Программа тренировок Лени скорее предполагала интересную комбинацию повторяющихся движений, которые, к моей огромной радости, удивительно напоминали балетные. Своеобразие занятиям придавало и музыкальное сопровождение, которое выбирала Лени. 

Однажды мне пришло в голову, что мы с Лени могли бы начать совместный бизнес в этой области. Помогать женщинам восстановить форму – вот достойное дело, в котором я хорошо разбираюсь... 

Нашим занятиям суждено было завоевать мировую популярность – ни о чём подобном мы даже и не мечтали. Я очень горжусь этим, и возможно, кажусь хвастуньей (пусть я и правда хвастаюсь), но давайте учтём, что я не предвидела такого бума.
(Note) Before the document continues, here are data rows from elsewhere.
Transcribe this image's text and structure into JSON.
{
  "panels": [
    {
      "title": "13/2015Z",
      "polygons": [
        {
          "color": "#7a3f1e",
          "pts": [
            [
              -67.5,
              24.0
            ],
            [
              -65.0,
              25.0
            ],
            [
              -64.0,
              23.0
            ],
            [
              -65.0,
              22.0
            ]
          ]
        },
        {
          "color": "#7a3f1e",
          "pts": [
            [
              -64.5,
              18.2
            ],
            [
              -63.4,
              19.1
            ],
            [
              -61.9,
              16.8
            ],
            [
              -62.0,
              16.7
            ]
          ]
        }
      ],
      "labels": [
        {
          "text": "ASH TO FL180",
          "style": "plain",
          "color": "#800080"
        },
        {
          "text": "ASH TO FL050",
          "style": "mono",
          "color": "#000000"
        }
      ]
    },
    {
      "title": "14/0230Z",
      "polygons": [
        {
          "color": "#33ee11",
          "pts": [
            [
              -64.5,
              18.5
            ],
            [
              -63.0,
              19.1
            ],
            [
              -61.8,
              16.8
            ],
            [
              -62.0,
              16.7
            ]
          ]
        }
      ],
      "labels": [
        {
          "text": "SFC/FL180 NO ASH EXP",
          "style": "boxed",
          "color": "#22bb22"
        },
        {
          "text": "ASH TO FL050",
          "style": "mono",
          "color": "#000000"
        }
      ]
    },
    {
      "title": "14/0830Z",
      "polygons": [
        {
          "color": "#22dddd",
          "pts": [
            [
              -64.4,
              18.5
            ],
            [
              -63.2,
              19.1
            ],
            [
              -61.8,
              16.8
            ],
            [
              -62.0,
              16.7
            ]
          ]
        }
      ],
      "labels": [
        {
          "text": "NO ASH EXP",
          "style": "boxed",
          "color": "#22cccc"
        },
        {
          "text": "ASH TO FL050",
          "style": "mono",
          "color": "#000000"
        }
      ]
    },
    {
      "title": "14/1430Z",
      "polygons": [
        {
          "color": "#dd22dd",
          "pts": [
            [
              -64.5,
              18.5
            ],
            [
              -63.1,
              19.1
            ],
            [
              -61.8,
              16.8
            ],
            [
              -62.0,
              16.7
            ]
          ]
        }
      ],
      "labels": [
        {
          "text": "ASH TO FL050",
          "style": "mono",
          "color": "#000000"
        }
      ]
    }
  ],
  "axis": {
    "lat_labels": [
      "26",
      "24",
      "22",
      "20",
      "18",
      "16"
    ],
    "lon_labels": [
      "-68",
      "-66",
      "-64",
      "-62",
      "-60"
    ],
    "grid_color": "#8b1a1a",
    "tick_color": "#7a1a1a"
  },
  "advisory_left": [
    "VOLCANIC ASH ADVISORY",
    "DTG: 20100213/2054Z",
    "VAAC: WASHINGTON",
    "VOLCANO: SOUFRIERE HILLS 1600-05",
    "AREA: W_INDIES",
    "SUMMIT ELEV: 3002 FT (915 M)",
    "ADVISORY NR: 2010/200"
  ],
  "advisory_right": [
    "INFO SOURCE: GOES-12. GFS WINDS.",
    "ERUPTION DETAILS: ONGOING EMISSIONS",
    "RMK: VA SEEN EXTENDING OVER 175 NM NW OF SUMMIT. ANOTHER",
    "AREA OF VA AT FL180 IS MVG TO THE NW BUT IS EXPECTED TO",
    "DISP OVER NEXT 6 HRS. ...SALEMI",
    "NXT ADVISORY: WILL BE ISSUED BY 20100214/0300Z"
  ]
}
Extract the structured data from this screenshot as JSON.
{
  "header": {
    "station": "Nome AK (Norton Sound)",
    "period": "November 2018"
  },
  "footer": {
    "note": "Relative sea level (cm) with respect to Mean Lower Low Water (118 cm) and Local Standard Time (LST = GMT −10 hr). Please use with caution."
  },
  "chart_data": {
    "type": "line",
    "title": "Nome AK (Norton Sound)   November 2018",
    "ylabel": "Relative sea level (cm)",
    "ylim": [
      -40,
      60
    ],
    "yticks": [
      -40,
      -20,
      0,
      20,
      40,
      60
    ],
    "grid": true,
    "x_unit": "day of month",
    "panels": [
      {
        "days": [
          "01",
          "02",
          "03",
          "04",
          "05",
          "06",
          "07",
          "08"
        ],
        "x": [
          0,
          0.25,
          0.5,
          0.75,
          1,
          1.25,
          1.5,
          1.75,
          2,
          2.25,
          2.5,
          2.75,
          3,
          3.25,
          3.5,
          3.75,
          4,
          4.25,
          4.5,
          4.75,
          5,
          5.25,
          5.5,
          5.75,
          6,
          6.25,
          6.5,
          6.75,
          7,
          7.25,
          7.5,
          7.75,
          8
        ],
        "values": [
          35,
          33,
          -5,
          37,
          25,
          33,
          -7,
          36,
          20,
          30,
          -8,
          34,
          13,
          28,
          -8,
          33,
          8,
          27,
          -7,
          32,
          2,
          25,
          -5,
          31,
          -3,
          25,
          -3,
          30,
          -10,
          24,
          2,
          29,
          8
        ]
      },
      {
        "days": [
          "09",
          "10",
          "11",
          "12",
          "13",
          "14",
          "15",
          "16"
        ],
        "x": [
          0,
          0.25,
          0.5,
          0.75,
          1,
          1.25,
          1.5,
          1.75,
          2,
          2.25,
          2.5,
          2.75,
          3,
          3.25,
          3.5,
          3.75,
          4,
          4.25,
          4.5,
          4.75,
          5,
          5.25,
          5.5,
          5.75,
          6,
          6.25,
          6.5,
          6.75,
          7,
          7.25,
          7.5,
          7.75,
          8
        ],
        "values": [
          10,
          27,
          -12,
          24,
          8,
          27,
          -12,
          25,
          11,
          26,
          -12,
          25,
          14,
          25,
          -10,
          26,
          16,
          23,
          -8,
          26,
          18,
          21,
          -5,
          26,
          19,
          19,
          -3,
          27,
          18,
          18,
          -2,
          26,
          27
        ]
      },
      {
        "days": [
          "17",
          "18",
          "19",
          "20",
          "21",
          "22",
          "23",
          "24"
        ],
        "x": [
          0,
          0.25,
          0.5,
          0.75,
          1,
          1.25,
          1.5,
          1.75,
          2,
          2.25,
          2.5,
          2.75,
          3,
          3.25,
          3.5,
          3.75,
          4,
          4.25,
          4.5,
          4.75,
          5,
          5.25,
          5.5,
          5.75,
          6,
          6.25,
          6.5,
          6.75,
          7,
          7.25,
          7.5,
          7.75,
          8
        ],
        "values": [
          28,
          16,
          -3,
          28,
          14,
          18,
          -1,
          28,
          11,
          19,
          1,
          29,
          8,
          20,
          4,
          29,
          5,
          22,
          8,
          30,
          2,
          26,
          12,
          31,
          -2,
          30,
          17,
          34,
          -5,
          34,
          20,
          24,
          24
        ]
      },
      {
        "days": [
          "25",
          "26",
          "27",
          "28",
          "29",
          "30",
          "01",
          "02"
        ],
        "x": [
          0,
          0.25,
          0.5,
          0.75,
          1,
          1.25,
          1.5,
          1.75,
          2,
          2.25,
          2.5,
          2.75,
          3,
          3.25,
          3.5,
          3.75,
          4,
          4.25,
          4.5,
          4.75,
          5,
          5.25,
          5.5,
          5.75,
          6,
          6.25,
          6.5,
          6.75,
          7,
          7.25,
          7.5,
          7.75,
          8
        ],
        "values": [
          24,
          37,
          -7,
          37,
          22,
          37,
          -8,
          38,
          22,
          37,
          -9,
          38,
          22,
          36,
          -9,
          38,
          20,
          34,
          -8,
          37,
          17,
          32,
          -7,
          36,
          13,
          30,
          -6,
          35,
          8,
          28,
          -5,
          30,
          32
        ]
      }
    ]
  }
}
Кто знал? 

Я привыкла к славе, но это было нечто новое, и я призадумалась. Погодите, а как же мои роли в кино? Как же всё, за что я боролась? Что мне теперь делать с этими наклонами таза? Кажется, фитнес затмил все мои прежние дела, и это беспокоило меня, несмотря на приятное сознание того, что я помогла женщинам изменить жизнь к лучшему. 

Хотя сам бизнес мне очень нравился, но не очень приятно, что для большой части молодёжи, если молодёжь вообще обо мне что-то знает, я «та тётка на видеокассетах, под которые их матери делают зарядку». Однако я горжусь тем, что благодаря моим методикам многие женщины стали лучше относиться к себе и к своему телу.

 

Предательство

На заре нашей совместной жизни с Роже Вадимом (первый муж Фонды. – Прим. ред.)  я не заметила ни одного предупреждающего красного флажка – ни его пьянства, ни пристрастия к азартным играм. Мы подолгу засиживались в его клубе, где он выпивал и время от времени выходил в боковую комнату, чтобы сделать ставку на какой-нибудь гоночный электромобильчик. 

И нас всегда возил шофёр, а я не заостряла на этом внимание. Потом он объяснил, что у него отобрали права на год за аварию, в которую он попал, сев за руль после приёма наркотиков. Я не придала значения и тому, что в тот раз он вёз беременную Катрин Денёв и она едва не потеряла его же ребёнка.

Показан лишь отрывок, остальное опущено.